В этой заспанной бухте исчезало многое, не только люди. Здесь исчезал сам повод становиться другим, и никто не хотел меняться в этом фрагменте мира, где океан вымешивал человеческие надежды, дезинфицировал солью, где можно было сидеть бесконечно около грандиозной воды, рассматривая не «курсы волны» – падения и взлёты, но наблюдая, как шевелится животворящая махина, кокетничает, не называя себя высшим разумом.
Этот океан…Что-то в нём странное было, как будто не вода внутри, но память о воде. И вовсе эти волны не были мокрыми, не пропитывали собой одежду и не вторгались в уши. Это была совершенно сухая вода.
– Ты видишь это? Вода не такая.
– Я никогда не видел другой. Я не могу усомниться в её подлинности.
Там долго можно было сидеть, на берегу, и они сидели. Мимике были непонятны эти пароксизмы свободы, которые у некоторых тут случались, но ей были доступны разнозаряженные мурашки и внутренняя дрожь при воспоминании о прошлом. Рошель не мог бы понять этой дрожи. У него память была закольцована на недавних событиях, на птицах, шариках и на этой примитивной сухой воде, которую и разбавить-то было нечем: настолько негодна…
– Неужели ты совсем не помнишь? – решалась она.
– Чего не помню?
– Раньше океан был другим: мокрые тела, соль и лежать на воде.
– О чём ты?
Мимике хотелось рассказать ему, хотелось знать с ним настоящее одно и то же. Но Рошеля вполне устраивала безучастная влага и дрессированные птицы, выточенная гора и рыхлый плешивый пляж.

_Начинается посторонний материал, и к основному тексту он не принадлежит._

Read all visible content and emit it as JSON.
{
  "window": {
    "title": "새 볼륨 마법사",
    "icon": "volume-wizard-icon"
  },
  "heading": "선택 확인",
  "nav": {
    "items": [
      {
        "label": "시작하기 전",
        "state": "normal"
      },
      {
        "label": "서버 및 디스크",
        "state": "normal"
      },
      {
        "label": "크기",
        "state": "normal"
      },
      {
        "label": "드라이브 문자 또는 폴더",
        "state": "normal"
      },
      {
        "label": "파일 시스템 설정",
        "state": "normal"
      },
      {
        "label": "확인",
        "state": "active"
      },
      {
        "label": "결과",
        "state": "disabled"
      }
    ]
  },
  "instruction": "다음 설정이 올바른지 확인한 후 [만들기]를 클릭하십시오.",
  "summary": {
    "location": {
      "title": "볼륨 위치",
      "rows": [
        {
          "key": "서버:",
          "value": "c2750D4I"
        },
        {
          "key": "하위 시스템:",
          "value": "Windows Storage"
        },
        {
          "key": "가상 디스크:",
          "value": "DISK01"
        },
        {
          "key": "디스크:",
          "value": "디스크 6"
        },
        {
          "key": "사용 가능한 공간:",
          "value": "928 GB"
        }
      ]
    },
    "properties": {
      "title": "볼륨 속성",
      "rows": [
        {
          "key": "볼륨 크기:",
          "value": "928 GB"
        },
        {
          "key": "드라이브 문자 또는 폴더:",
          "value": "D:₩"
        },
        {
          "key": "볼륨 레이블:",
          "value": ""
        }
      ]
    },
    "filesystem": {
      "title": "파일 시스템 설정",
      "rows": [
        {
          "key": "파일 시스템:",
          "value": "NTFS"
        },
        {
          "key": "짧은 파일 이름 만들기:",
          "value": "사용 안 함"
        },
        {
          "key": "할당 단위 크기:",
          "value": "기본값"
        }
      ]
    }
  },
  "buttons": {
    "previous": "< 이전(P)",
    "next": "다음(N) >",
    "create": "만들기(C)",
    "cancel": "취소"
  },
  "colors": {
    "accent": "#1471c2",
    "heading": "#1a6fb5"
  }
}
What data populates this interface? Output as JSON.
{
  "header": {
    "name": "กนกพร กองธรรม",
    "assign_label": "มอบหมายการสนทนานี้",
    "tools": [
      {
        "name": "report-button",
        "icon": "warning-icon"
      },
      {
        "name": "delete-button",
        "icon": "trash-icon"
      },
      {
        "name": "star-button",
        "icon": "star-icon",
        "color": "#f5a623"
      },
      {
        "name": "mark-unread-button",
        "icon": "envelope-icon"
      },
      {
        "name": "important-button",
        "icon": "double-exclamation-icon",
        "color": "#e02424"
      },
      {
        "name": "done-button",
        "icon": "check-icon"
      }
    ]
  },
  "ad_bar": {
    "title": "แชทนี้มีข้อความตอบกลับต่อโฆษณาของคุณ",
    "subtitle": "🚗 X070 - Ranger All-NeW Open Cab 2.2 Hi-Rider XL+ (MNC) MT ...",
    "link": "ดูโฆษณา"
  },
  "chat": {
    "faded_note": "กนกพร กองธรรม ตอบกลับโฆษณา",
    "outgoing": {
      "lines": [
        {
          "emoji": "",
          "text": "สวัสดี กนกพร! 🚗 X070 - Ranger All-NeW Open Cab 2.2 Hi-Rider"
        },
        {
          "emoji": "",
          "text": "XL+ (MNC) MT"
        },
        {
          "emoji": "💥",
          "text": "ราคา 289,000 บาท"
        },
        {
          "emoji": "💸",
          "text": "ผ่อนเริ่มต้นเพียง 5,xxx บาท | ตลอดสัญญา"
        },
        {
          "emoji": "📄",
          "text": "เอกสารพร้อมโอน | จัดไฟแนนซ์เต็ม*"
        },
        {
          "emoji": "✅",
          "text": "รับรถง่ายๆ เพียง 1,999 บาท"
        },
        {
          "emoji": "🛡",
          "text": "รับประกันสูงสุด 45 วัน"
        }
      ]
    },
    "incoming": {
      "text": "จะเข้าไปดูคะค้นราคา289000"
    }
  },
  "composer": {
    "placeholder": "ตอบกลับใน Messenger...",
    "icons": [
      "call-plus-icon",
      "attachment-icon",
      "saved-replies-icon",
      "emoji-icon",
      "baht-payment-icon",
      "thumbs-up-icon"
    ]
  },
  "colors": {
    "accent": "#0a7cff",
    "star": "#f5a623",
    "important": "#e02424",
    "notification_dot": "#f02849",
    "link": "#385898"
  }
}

Его устраивали эти каменные народы, подверженные торпидному развитию вялости, которую принимали за самобытность. Люди были гулкие изнутри – не потому, что глубокие, но потому, что пустые: все они боялись жадно жить. И Рошель не видел смысла в том, чтобы обрушиваться на них своим протестом, и, значит, согласен был жить так, как ему предлагали – среди подделок.